Le changement d’échelle pour parvenir à un génome humain (presque 300 fois plus long) est donc considérable, et pas forcément justifié : Jeremy Minshull, patron de DNA2.0, une entreprise spécialisée dans la synthèse d’ADN, interrogé par le New York Times, « ne pense pas qu’être capable de produire tant et plus de séquences toujours moins chères nous conduise au degré de compréhension dont nous avons besoin ». Les buts du HGP-Write pourraient aussi être poursuivis en reconstituant des fractions de génome bien plus courtes, mais dont on aurait plus précisément compris les fonctions.

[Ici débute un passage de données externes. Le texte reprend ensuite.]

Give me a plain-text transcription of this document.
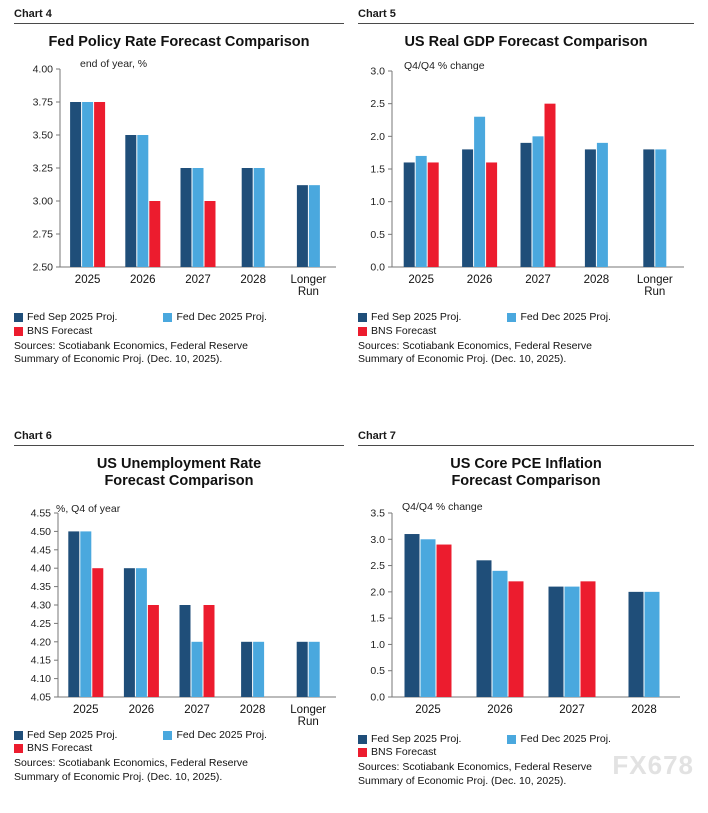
Chart 4
Fed Policy Rate Forecast Comparison
end of year, %
2.50
2.75
3.00
3.25
3.50
3.75
4.00
2025	2026	2027	2028 Longer
Run
Fed Sep 2025 Proj.	Fed Dec 2025 Proj.
BNS Forecast
Sources: Scotiabank Economics, Federal Reserve
Summary of Economic Proj. (Dec. 10, 2025).
Chart 5
US Real GDP Forecast Comparison
Q4/Q4 % change
0.0
0.5
1.0
1.5
2.0
2.5
3.0
2025	2026	2027	2028 Longer
Run
Fed Sep 2025 Proj.	Fed Dec 2025 Proj.
BNS Forecast
Sources: Scotiabank Economics, Federal Reserve
Summary of Economic Proj. (Dec. 10, 2025).
Chart 6
US Unemployment Rate
Forecast Comparison
%, Q4 of year
4.05
4.10
4.15
4.20
4.25
4.30
4.35
4.40
4.45
4.50
4.55
2025	2026	2027	2028 Longer
Run
Fed Sep 2025 Proj.	Fed Dec 2025 Proj.
BNS Forecast
Sources: Scotiabank Economics, Federal Reserve
Summary of Economic Proj. (Dec. 10, 2025).
Chart 7
US Core PCE Inflation
Forecast Comparison
Q4/Q4 % change
0.0
0.5
1.0
1.5
2.0
2.5
3.0
3.5
2025	2026	2027	2028
Fed Sep 2025 Proj.	Fed Dec 2025 Proj.
BNS Forecast
Sources: Scotiabank Economics, Federal Reserve
Summary of Economic Proj. (Dec. 10, 2025).
FX678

Le Français Philippe Marlière, qui avait réuni fin mai à Berlin quelques-uns des meilleurs spécialistes de la biologie de synthèse, note que plusieurs d’entre eux avaient décliné l’invitation de George Church à participer à la réunion préparatoire à Harvard, et que parmi ceux qui y avaient répondu, pouvait flotter « un esprit de scepticisme ». Le positionnement même de George Church pose question: « après avoir prétendu que l’édition du génome était la panacée, il promulgue maintenant que sa synthèse est la voie ultime », note Philippe Marlière, qui ne goûte pas la « connotation anthropotechnique » de sa démarche: « l’enjeu de la synthèse génomique devrait n’avoir rien à faire avec le transhumanisme, et tout avec la protection des habitats naturels et l’intensification des moyens de production industrielle », estime-t-il.
Qui servira de modèle pour ce génome synthétique ? Pour le séquençage, on avait appris après coup que Craig Venter avait donné de sa personne – son chien avait ensuite été porté volontaire pour le premier génome du canidé. Le donneur figure-t-il parmi les auteurs de l’article de Science ? Il est muet sur ce point.